Tops destaca que atualmente a Holanda produz e distribui diversos tipos de drogas: maconha, drogas sintéticas, ecstasy e metanfetaminas, cocaína e heroína: "Temos um alto nível de produção e distribuição." Segundo um estudo, a produção de drogas sintéticas na Holanda gera 19 bilhões de euros por ano, e grande parte é exportada principalmente para os Estados Unidos e a Austrália.

De acordo com informações da imprensa, as autoridades da Holanda acreditam que cartéis mexicanos dão assessoria a seus colegas da Holanda sobre a produção e o tráfico de metanfetaminas. E podem ser responsáveis por distribuir essas substâncias no mercado americano.

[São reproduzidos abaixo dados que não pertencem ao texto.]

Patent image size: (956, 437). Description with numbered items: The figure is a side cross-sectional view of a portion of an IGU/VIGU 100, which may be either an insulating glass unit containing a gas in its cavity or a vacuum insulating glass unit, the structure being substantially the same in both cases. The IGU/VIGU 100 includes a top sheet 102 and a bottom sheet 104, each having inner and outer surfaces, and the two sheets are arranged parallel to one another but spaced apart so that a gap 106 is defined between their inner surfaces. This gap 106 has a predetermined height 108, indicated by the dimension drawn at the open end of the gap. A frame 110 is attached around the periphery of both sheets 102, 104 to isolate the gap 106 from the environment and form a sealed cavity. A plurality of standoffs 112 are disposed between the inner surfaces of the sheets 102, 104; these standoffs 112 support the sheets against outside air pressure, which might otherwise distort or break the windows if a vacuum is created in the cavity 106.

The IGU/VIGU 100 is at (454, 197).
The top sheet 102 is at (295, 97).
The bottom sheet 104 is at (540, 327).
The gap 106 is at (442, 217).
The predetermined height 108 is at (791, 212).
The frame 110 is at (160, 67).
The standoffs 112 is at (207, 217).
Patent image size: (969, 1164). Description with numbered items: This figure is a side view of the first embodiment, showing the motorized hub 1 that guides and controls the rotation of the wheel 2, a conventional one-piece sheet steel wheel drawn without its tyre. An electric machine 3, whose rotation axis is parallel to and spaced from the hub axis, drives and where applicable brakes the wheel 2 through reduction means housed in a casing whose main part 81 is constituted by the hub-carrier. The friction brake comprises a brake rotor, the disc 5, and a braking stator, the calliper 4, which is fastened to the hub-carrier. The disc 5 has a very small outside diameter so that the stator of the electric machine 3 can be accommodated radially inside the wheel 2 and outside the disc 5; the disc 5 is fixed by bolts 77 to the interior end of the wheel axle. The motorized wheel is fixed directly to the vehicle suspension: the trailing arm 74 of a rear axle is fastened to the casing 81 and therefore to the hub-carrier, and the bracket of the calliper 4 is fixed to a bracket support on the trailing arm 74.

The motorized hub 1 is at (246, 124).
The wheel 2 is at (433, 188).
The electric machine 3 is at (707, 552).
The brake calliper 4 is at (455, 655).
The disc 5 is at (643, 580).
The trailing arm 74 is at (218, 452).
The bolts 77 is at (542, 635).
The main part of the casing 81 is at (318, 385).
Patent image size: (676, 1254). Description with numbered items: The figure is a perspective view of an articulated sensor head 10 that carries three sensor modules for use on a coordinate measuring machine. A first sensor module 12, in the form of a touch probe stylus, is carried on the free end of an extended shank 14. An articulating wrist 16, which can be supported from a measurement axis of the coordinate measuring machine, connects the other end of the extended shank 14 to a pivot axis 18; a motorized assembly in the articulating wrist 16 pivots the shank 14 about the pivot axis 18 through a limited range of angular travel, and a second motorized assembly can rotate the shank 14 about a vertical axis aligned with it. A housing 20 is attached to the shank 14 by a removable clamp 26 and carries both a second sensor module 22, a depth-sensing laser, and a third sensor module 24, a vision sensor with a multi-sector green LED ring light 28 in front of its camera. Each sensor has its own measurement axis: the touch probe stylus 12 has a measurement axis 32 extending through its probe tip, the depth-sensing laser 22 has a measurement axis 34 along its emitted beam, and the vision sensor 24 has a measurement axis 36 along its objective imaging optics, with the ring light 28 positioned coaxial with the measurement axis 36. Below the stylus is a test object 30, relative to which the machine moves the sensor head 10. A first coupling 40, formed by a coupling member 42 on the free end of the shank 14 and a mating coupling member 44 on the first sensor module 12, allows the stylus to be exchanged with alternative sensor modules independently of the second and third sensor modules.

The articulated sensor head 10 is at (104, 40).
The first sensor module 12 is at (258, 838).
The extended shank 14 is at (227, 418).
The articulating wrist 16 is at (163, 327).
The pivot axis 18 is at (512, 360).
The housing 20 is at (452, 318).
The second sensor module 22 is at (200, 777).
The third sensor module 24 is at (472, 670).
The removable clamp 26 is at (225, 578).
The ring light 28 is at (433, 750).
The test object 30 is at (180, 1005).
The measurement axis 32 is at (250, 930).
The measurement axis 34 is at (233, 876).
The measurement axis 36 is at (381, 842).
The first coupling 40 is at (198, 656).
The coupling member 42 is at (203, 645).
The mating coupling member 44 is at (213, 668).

O traficante mexicano José Rodrigo Aréchiga conhecido como "El Chino Ántrax" foi detido em 2013 no aeroporto de Schiphol em Amsterdã. E ainda que fosse líder de um grupo de matadores do Cartel de Sinaloa, de acordo com documentos confidenciais a que tive acesso, seu principal papel no cartel era de operador logístico.

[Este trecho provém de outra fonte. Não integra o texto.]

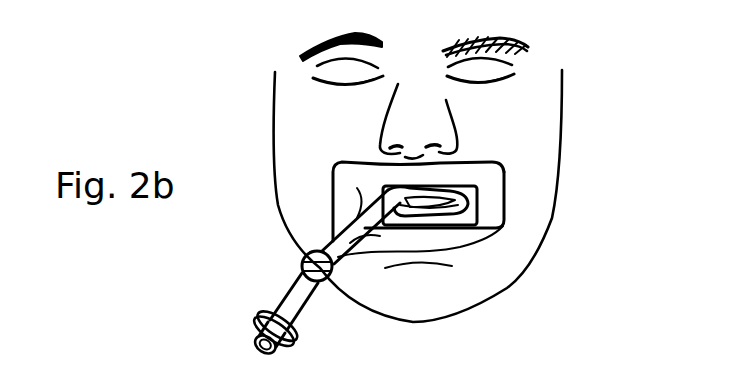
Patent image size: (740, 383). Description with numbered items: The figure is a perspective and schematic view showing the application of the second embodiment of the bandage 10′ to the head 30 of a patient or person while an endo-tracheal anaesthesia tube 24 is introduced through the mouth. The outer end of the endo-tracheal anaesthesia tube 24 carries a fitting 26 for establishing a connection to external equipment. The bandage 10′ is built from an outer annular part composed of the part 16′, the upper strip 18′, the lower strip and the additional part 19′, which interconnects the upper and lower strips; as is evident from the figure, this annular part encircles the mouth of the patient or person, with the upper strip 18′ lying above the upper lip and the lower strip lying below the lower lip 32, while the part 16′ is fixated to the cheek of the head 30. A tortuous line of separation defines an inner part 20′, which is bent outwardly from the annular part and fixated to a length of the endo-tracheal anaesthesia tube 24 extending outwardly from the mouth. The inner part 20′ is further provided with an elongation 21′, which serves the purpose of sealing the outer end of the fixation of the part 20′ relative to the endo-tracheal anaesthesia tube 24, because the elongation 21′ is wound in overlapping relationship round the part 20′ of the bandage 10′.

The head of the patient or person 30 is at (538, 47).
The bandage (second embodiment) 10′ is at (421, 196).
The upper strip 18′ is at (480, 163).
The additional part 19′ is at (480, 205).
The lower lip 32 is at (474, 220).
The inner part 20′ is at (455, 240).
The part 16′ is at (340, 199).
The elongation 21′ is at (334, 266).
The endo-tracheal anaesthesia tube 24 is at (283, 290).
The fitting 26 is at (257, 345).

"Um comprimido de ecstasy, produzido na Holanda por cerca de 0,20 euro, pode ser vendido nas ruas da Austrália, por exemplo em Sidney, por 18 euros", explica o especialista holandês Tops. Acredita-se que dos 19 bilhões de euros em faturamento, os criminosos holandeses podem tirar pelo menos 900 milhões de euros de lucro.

O especialista cita três razões pelas quais a Holanda, "este pequeno, decente e próspero país", se tornou um centro de operações dos barões da droga. A primeira é que tudo o que torna a Holanda atraente para o comércio legal o torna também para a economia ilegal.

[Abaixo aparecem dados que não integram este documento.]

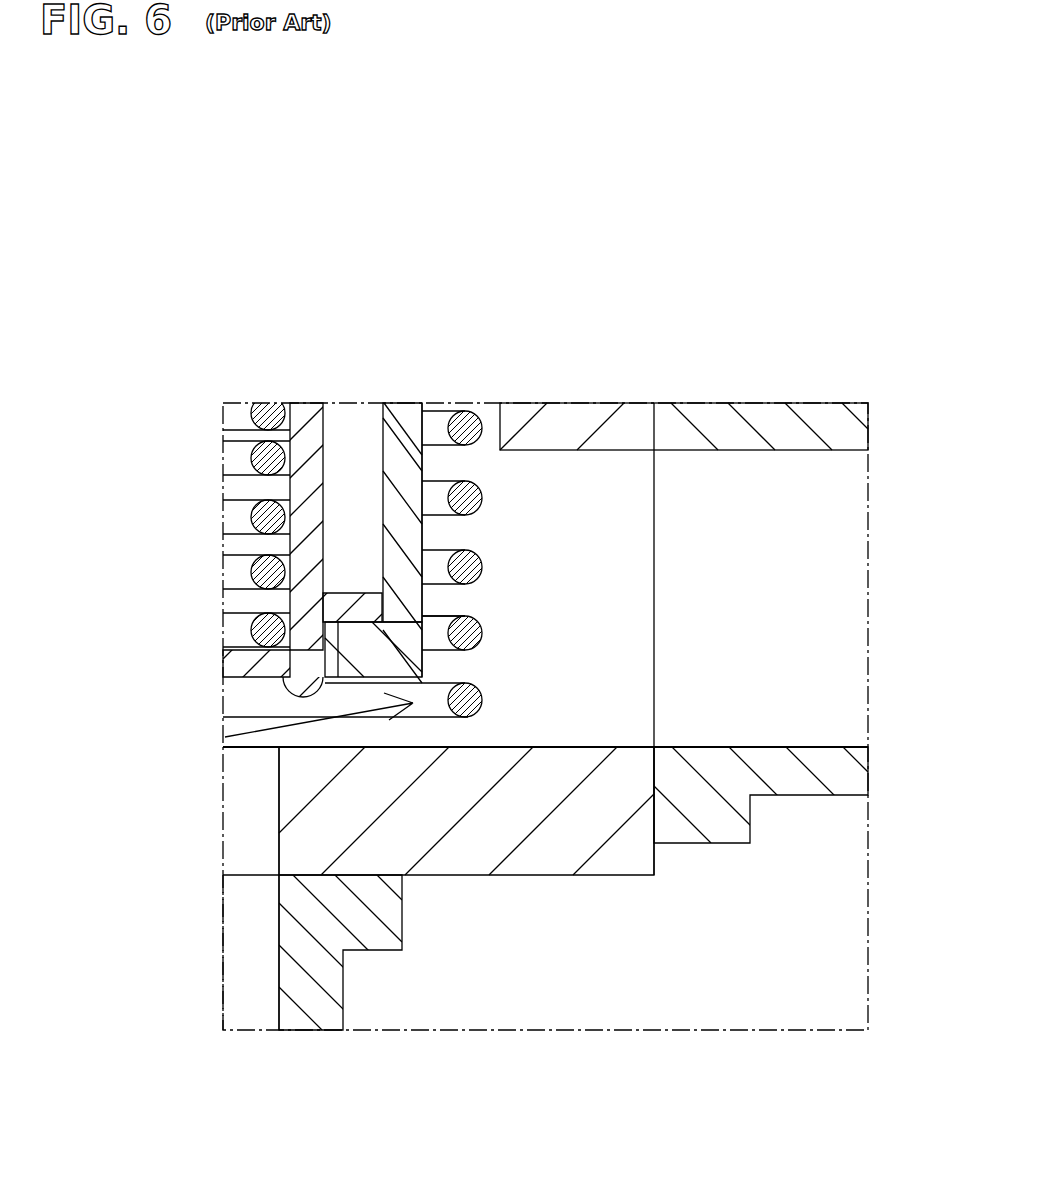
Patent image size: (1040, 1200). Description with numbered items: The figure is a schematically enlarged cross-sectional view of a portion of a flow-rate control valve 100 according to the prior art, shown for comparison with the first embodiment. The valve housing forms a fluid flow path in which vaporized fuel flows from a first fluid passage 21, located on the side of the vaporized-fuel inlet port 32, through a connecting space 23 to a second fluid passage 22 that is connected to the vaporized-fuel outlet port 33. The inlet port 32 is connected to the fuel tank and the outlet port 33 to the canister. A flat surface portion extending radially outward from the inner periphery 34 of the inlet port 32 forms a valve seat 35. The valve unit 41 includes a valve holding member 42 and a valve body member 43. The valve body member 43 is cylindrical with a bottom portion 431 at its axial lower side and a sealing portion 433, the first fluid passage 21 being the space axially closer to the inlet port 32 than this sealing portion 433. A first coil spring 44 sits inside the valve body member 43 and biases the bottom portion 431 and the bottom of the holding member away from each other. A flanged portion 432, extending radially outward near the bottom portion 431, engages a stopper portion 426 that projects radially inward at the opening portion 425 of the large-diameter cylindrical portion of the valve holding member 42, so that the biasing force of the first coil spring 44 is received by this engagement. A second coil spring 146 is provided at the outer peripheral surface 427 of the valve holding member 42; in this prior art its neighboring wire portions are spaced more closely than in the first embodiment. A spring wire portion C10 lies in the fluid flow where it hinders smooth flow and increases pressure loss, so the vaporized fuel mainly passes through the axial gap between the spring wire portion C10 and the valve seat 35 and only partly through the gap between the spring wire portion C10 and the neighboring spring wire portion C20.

The flow-rate control valve 100 is at (797, 379).
The vaporized-fuel outlet port 33 is at (840, 493).
The first coil spring 44 is at (240, 462).
The second coil spring 146 is at (468, 408).
The valve body member 43 is at (320, 405).
The flanged portion 432 is at (348, 594).
The bottom portion 431 is at (228, 658).
The sealing portion 433 is at (282, 698).
The valve holding member 42 is at (410, 424).
The outer peripheral surface 427 is at (482, 560).
The stopper portion 426 is at (427, 667).
The opening portion 425 is at (333, 683).
The neighboring spring wire portion C20 is at (353, 640).
The first fluid passage 21 is at (235, 701).
The spring wire portion C10 is at (484, 708).
The valve unit 41 is at (495, 712).
The valve seat 35 is at (416, 735).
The second fluid passage 22 is at (588, 723).
The inner periphery 34 is at (275, 741).
The connecting space 23 is at (364, 693).
The vaporized-fuel inlet port 32 is at (250, 1005).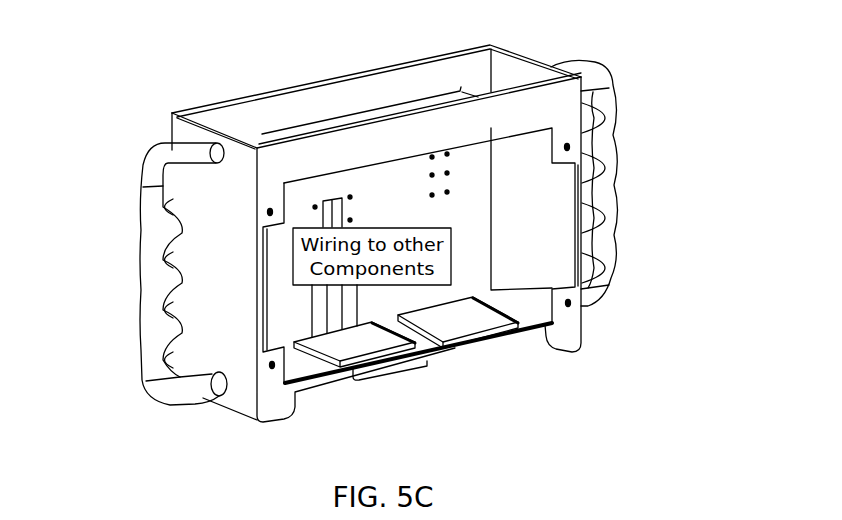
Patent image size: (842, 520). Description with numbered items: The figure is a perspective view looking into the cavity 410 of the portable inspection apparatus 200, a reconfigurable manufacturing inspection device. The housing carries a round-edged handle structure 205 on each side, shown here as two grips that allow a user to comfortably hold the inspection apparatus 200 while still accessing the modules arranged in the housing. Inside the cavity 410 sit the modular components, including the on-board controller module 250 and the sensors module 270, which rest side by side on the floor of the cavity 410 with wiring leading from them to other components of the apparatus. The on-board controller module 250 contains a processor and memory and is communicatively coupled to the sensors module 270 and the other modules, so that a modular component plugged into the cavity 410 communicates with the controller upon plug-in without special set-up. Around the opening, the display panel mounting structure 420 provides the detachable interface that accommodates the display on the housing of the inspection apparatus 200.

The portable inspection apparatus 200 is at (721, 38).
The handle structure 205 is at (152, 332).
The on-board controller module 250 is at (354, 344).
The sensors module 270 is at (458, 322).
The cavity 410 is at (569, 388).
The display panel mounting structure 420 is at (571, 152).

"É uma economia muito aberta ao comércio internacional, somos a porta de entrada para o norte da Europa e temos excelente infraestrutura: portos, aeroportos, sistemas de comércio, o transporte da Holanda a outros países [da Europa] é muito fácil", enumera Tops.

"É muito caro fazer controles mais rigorosos do tráfego de mercadorias, e isso retardaria o movimento do comércio, o que prejudicaria a competitividade da Holanda em relação a outros países. Por isso preferimos ignorar os riscos. Não atacamos o problema por querer proteger nossa competitividade comercial."

A segunda razão, segundo o especialista holandês, é a atitude tolerante do governo e da sociedade em relação às drogas e seu uso. "Em consequência, não investimos numa força de ordem forte para combater a ilegalidade", e só há cinco anos o governo holandês começou a tomar medidas para enfrentar o problema.

Atualmente há poucas mortes por overdose na Holanda. Em 2016, elas foram 250, o que, "num país de 17 milhões de habitantes, é quase nada". Tops afirma, ainda, que não há corrupção em alto nível, nem os partidos políticos são influenciados por grupos criminosos.

Mas aí entra a terceira razão: "Acredito que o verdadeiro problema são as quantidades enormes de dinheiro envolvidas nesse negócio ilegal, e a atração que ele exerce, não só sobre os criminosos. As pessoas podem dizer: se você tem a oportunidade de ganhar tanto dinheiro, e a probabilidade de acabar atrás das grades é tão reduzida, e as penas tão baixas, então porque não tomar parte no negócio?", resume Tops.

A mensagem de Tops é clara: a impunidade do narcotráfico na Holanda e a aceitação social impulsionam a produção de metanfetaminas, o que afeta diretamente vizinhos como a Alemanha.

A jornalista e escritora Anabel Hernández escreve há anos sobre cartéis de drogas e corrupção no México. Após ameaças de morte, teve que deixar o país, e vive na Europa desde então. Por seu trabalho, recebeu o Prêmio Liberdade de Expressão da DW em 2019, durante o Global Media Forum, em Bonn.